Various cultural and religious backgrounds have proposed that an intelligent Designer is responsible for the origin and history of life. The distinction with the Intelligent Design Movement is their aim to get this concept into the classrooms. However, the movement refrains from identifying the Designer, making the concept untestable and therefore deficient as a scientific model.

Old-Earth Creation

In general, those who hold this view accept the biblical account of creation as a historical event (the creation days being long but finite periods of time) as well as the findings of mainstream science (including a billions-of-years-old universe and Earth). Views on the creation days and genealogies, bipedal primates, and Noah’s flood vary.

Theistic Evolution

This view maintains that God miraculously intervened at the origin of the universe. From there, perspectives on God’s involvement vary. Fully gifted creation, for example, asserts that God is responsible only for the initial creation of the universe. Evolutionary creation, on the other hand, suggests that God created the universe and all life through evolution.

Framework Theory

Framework theory upholds the biblical creation account yet doesn’t assign chronological order to the details of the creation week. The creation account provides pictures or metaphors for God’s creative activity in the kingdom of heaven.

Progressive Creation

The Barna Group describes this view as belief that God created life in its present form over a period of time, but not via evolutionary process. We would clarify that some who call themselves progressive creationists accept that all life stems from a common ancestor. (Our point is that the term is vague, sometimes referring to old-earth creation and other times to theistic evolution.) Variations on this view accept an old universe and Earth but concur that life has been present on Earth for only thousands of years. RTB is often misidentified as adherents of progressive creation.


This view asserts that God’s Word (the Bible) and God’s world (the record of nature) are in harmony. Any conflict or discordance between the two arises from a faulty interpretation or incomplete understanding of the data. (Hugh articulates our concordist position here.)

As you can see, there are plenty more origins scenarios to consider. Ideally we’d like to see more colors (representing more perspectives) added to Barna’s graph. Moreover, it would be nice to see the percentages for those in the “uncertain” camp diminish. (Uncertain was defined by Barna as those who believe that God created life but are uncertain how.) Delving into the science might seem daunting, but understanding where the universe and humans came from (and where both are headed) helps answer some of life’s big questions. “Ultimately, what’s at stake is who or what determines the meaning of life,” Hugh explains.

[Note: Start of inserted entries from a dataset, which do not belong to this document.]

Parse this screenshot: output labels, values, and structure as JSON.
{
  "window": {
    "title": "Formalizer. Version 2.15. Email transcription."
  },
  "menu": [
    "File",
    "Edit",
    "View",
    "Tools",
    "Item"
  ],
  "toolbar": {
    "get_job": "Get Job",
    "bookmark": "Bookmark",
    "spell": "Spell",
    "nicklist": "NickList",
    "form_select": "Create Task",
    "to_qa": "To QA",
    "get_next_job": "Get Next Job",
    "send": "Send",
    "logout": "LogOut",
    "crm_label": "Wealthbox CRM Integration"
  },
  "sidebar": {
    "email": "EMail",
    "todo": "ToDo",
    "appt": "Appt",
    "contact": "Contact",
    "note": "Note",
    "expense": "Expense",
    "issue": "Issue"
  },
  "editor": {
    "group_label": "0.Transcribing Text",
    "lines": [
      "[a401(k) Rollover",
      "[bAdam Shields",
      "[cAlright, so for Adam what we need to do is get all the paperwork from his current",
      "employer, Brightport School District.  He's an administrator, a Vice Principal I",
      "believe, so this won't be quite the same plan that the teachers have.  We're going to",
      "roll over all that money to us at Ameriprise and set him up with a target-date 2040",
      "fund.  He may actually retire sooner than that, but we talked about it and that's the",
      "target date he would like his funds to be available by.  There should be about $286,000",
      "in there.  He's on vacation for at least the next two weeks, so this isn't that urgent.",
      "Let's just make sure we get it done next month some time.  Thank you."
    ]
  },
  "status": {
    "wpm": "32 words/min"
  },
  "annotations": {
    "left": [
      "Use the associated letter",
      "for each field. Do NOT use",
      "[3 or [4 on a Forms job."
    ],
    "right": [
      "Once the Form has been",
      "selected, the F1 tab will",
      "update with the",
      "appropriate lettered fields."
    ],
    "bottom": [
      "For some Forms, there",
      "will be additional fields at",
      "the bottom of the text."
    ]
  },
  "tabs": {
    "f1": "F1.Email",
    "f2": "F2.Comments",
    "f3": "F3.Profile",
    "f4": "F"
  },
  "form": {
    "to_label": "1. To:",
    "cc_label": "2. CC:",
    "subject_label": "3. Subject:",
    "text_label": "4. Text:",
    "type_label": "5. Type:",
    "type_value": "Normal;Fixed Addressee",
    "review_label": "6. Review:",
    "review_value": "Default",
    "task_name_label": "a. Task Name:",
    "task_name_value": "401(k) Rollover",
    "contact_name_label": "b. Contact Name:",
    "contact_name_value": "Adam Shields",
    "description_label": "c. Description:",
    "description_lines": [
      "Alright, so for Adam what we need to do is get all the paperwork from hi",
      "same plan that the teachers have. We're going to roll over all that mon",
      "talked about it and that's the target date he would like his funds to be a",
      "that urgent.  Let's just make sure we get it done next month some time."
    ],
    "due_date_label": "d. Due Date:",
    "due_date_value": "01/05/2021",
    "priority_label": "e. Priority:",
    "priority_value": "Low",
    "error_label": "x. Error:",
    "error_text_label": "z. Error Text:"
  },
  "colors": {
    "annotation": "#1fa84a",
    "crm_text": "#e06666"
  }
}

Looking back to my first year of faith, I recall falling into the “uncertain” camp. But in the years since, I’ve come to cherish how God reveals himself through nature. Science (yes, science—the subject I dreaded in high school) continues to affirm the Bible—therefore it must be the inspired word of God.

So which of the above options do you lean toward? Perhaps you already hold firmly to your selection or perhaps you’re still trying to nail it down. In either case, it’s helpful to give careful thought to the other perspectives. As Hugh puts it,

Understanding the variety of choices for origins’ scenarios supplies a context for testing which positions are indeed the most viable. Any hope of understanding creation/evolution issues requires a comprehension of the various positions.

From there we can begin to engage in conversation with those from varying perspectives and offer informed (and gentle and respectful) responses.